Disruption of Bmal1 Impairs Blood-Brain Barrier Integrity via Pericyte Dysfunction

• Published in: The Journal of neuroscience Vol. 37; no. 42; pp. 10052 - 10062
• Main Authors: Nakazato, Ryota, Kawabe, Kenji, Yamada, Daisuke, Ikeno, Shinsuke, Mieda, Michihiro, Shimba, Shigeki, Hinoi, Eiichi, Yoneda, Yukio, Takarada, Takeshi
• Format: Journal Article
• Language: English
• Published: United States Society for Neuroscience 18.10.2017
• Subjects: Age; Alzheimer Disease - genetics; Alzheimer Disease - metabolism; Alzheimer Disease - pathology; Alzheimer's disease; Animals; ARNTL Transcription Factors - deficiency; ARNTL Transcription Factors - genetics; Aromatic compounds; Astrocytes; Barriers; Blood flow; Blood vessels; Blood-brain barrier; Blood-Brain Barrier - metabolism; Blood-Brain Barrier - pathology; BMAL1 protein; Brain; Cell Line; Cerebral blood flow; Circadian rhythm; Circadian Rhythm - physiology; Circadian rhythms; Clonal deletion; Disruption; Disturbances; Fluorescence; Green fluorescent protein; Growth factors; Homeostasis; Integrity; Male; Membrane permeability; Mice; Mice, Inbred C57BL; Mice, Knockout; Mice, Transgenic; Muscles; Nestin; Neurodegenerative diseases; Neurological diseases; Pericytes; Pericytes - metabolism; Pericytes - pathology; Permeability; Platelet-derived growth factor; Proteins; Spinal cord; Transcription; Transgenic mice; pericyte; blood–brain barrier; Clock gene
• ISSN: 0270-6474; 1529-2401
• DOI: 10.1523/jneurosci.3639-16.2017

Circadian rhythm disturbances are well established in neurological diseases. However, how these disruptions cause homeostatic imbalances remains poorly understood. Brain and muscle aryl hydrocarbon receptor nuclear translocator-like protein 1 (Bmal1) is a major circadian clock transcriptional activator, and Bmal1 deficiency in male mice induced marked astroglial activation without affecting the number of astrocytes in the brain and spinal cord. Bmal1 deletion caused blood-brain barrier (BBB) hyperpermeability with an age-dependent loss of pericyte coverage of blood vessels in the brain. Using Nestin-green fluorescent protein (GFP) transgenic mice, we determined that pericytes are Nestin-GFP in the adult brain. Bmal1 deletion caused Nestin-GFP pericyte dysfunction, including the downregulation of platelet-derived growth factor receptor β (PDGFRβ), a protein necessary for maintaining BBB integrity. Knockdown of Bmal1 downregulated PDGFRβ transcription in the brain pericyte cell line. Thus, the circadian clock component Bmal1 maintains BBB integrity via regulating pericytes.

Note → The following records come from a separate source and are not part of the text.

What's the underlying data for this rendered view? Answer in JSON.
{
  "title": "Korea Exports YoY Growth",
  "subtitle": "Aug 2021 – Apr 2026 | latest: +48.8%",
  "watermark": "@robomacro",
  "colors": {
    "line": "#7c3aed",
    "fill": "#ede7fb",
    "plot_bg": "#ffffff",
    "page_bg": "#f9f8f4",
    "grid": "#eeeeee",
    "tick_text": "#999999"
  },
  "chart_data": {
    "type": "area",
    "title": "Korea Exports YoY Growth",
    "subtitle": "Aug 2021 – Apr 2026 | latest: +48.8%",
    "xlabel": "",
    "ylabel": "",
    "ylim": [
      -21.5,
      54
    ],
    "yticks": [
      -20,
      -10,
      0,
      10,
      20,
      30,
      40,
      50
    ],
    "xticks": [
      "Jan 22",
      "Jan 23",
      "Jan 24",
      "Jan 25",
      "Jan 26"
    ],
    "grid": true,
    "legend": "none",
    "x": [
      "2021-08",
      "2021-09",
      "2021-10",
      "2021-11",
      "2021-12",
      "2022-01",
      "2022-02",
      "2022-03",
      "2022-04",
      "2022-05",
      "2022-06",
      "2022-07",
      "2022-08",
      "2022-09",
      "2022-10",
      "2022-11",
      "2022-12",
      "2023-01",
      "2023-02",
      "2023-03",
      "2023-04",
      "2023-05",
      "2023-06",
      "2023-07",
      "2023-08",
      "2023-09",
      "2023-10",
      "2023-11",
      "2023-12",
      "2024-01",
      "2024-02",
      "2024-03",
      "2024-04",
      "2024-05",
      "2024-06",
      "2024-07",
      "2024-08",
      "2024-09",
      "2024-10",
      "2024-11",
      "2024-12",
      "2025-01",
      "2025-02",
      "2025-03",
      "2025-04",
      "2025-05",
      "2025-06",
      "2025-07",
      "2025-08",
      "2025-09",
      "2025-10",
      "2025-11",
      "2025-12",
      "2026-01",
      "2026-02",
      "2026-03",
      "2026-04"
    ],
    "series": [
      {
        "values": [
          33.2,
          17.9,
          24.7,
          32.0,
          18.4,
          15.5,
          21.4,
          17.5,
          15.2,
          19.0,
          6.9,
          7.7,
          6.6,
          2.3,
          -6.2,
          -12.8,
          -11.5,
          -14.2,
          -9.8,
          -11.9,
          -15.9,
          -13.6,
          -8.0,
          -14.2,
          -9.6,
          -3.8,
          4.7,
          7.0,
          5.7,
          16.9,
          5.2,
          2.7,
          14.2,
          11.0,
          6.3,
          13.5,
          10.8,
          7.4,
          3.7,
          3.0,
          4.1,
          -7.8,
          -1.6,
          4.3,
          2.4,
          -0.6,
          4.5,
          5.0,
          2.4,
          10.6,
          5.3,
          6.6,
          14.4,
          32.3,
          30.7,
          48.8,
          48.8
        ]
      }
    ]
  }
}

Circadian rhythm disturbances may play a role in neurodegenerative disorders, such as Alzheimer's disease. Our results revealed that one of the circadian clock components maintains the integrity of the blood-brain barrier (BBB) by regulating vascular-embedded pericytes. These cells were recently identified as a vital component for the control of BBB permeability and cerebral blood flow. Our present study demonstrates the involvement of circadian clock component Bmal1 in BBB homeostasis and highlights the role of Bmal1 dysfunction in multiple neurological diseases.